Nearly all the infidel writers of the day—Voltaire, Rousseau, Diderot, D'Alembert—were men hopelessly corrupt in morals. Many of them were keen-sighted enough distinctly to perceive the difference between Christianity and the lives of debauched ecclesiastics. But most of them hated Christianity and its restraints, and were glad to avail themselves of the corruptions of the Church that they might bring the religion of Christ into contempt. But there were not wanting, even then, men of most sincere and fearless piety, who advanced Christianity by their lives, and who with heroism rebuked sin in high places.

The Bishop of Senez was called to preach before the king. With the spirit of Isaiah and Daniel he rebuked the monarch for his crimes in terms so plain, direct, and pungent as to amaze the courtiers. The king was confounded, but God preserved his servant as Daniel was preserved in the lions' den.
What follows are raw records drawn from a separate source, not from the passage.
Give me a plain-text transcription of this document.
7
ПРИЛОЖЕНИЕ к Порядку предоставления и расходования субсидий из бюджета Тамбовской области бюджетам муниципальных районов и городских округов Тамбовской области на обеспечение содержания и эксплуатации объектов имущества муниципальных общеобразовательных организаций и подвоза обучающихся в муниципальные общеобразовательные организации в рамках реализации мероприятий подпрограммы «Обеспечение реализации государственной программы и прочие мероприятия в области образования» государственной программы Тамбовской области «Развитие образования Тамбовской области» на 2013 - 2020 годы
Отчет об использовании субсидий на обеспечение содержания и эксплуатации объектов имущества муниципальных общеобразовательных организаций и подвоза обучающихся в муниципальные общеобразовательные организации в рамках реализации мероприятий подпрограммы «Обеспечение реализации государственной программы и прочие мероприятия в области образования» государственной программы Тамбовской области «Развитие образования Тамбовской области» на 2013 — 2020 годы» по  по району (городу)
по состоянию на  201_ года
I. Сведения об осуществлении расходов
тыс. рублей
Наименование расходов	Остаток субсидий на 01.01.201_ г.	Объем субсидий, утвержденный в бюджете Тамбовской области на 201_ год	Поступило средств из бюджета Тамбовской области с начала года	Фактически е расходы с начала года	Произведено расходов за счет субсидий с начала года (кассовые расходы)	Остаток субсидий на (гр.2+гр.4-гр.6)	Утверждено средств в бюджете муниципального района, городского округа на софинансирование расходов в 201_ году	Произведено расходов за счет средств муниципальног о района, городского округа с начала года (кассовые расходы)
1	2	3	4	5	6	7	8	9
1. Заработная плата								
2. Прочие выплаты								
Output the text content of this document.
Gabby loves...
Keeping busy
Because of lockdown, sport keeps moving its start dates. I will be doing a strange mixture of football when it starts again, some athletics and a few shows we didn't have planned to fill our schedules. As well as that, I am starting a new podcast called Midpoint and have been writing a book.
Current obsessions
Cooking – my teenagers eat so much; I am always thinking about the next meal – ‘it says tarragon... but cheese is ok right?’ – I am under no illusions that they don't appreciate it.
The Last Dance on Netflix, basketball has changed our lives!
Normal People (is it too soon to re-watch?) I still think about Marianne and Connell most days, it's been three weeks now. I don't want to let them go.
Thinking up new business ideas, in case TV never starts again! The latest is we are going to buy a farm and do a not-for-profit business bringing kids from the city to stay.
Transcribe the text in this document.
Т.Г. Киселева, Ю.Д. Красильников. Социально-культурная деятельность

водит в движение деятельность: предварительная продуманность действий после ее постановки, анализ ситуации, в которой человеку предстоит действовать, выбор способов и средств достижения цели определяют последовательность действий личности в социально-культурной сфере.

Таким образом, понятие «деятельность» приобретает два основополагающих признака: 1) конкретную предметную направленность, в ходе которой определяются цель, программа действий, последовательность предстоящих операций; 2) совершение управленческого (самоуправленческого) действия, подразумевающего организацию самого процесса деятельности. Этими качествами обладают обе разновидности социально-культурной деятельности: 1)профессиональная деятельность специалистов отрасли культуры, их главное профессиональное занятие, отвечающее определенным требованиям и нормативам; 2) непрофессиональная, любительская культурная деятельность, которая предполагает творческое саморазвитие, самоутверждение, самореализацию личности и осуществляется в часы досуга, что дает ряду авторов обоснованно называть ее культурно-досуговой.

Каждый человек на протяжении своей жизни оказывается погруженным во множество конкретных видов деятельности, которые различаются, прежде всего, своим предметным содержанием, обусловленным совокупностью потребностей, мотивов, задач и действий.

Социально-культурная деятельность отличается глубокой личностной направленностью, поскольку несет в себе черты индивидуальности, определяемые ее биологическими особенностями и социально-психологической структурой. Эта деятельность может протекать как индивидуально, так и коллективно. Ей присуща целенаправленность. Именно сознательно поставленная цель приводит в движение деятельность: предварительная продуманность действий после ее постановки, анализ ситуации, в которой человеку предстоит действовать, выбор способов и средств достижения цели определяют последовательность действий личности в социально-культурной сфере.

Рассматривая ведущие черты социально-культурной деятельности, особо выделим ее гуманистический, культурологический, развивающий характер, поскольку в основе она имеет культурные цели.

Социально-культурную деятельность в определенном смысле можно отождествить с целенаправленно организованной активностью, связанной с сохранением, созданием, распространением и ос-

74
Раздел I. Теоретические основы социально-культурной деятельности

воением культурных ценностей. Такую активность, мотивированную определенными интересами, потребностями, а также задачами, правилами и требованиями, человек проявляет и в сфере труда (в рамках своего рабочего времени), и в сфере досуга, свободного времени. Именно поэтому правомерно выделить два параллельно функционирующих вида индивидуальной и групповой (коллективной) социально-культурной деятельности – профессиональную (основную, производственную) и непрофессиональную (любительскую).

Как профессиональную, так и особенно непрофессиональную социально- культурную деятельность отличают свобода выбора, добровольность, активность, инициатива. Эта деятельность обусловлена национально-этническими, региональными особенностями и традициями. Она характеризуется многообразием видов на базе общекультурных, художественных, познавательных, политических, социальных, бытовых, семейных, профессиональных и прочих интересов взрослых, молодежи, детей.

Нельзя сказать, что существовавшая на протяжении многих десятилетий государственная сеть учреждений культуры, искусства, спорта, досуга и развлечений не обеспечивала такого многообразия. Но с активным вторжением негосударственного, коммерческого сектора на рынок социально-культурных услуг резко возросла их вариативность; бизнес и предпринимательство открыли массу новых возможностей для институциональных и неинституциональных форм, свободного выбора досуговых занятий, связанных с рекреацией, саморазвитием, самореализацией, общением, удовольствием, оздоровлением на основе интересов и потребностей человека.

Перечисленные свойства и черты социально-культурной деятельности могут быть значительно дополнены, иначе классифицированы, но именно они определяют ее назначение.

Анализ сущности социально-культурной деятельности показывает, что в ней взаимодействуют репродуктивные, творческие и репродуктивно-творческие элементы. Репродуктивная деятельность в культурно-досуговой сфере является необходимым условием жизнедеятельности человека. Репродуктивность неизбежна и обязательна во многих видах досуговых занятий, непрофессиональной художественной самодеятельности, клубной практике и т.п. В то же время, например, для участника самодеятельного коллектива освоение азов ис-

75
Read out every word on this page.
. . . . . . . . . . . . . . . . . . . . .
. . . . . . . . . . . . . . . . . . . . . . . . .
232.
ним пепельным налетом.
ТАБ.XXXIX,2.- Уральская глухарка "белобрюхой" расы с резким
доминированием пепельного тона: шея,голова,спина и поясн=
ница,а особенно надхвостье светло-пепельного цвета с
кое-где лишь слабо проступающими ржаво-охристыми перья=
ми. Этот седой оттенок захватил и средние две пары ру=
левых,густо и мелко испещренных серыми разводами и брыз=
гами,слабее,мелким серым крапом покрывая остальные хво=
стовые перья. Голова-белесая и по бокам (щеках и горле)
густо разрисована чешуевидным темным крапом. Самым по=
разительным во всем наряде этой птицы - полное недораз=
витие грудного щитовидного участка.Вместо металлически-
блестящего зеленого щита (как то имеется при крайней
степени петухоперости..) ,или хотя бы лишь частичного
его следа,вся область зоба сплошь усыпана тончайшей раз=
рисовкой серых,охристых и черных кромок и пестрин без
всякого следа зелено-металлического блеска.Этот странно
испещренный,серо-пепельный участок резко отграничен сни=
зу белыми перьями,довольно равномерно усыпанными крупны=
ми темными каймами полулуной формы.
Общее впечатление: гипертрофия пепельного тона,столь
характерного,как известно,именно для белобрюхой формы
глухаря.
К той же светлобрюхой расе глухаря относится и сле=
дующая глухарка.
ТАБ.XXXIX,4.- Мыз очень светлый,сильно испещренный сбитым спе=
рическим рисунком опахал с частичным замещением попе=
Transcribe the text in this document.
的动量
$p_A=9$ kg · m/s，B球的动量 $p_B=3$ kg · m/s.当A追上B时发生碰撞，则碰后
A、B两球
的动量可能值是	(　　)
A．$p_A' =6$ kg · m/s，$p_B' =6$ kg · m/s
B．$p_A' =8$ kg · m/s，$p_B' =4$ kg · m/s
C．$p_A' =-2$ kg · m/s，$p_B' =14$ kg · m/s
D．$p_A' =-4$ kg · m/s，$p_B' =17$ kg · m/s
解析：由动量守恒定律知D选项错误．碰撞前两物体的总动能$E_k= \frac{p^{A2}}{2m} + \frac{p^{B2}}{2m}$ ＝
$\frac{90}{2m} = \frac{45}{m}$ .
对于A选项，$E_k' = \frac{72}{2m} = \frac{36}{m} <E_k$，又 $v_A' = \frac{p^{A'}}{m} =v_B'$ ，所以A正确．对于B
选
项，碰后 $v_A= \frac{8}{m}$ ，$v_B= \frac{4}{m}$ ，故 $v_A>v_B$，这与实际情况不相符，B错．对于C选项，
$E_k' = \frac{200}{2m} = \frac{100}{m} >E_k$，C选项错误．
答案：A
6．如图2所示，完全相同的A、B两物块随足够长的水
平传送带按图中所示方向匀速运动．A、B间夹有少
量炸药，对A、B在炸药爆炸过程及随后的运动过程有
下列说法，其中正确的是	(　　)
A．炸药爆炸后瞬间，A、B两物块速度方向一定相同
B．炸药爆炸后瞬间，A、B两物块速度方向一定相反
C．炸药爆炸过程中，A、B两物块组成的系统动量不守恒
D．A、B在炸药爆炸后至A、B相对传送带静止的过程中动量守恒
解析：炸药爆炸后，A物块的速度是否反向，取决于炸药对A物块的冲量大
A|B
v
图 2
At length Madame de Pompadour died, in 1764, and the execrations of France followed her to her burial. It was a gloomy day of wind and rain when the remains of this wretched woman were borne from Versailles to the tomb. The king had now done with her, and did not condescend to follow her to her burial. As the funeral procession left the court-yard of the palace he stood at a window looking out into the stormy air, and chuckled at his heartless witticism as he said, "The marchioness has rather a wet day to set out on her long journey." This remark is a fair index of the almost inconceivable heartlessness of this contemptible king.

Madame de Pompadour breathed her last at Versailles in splendid misery. She was fully conscious of the hatred of the nation, and trembled in view of the judgment of God. "My whole life," said she, in a despairing hour, "has been a continual death."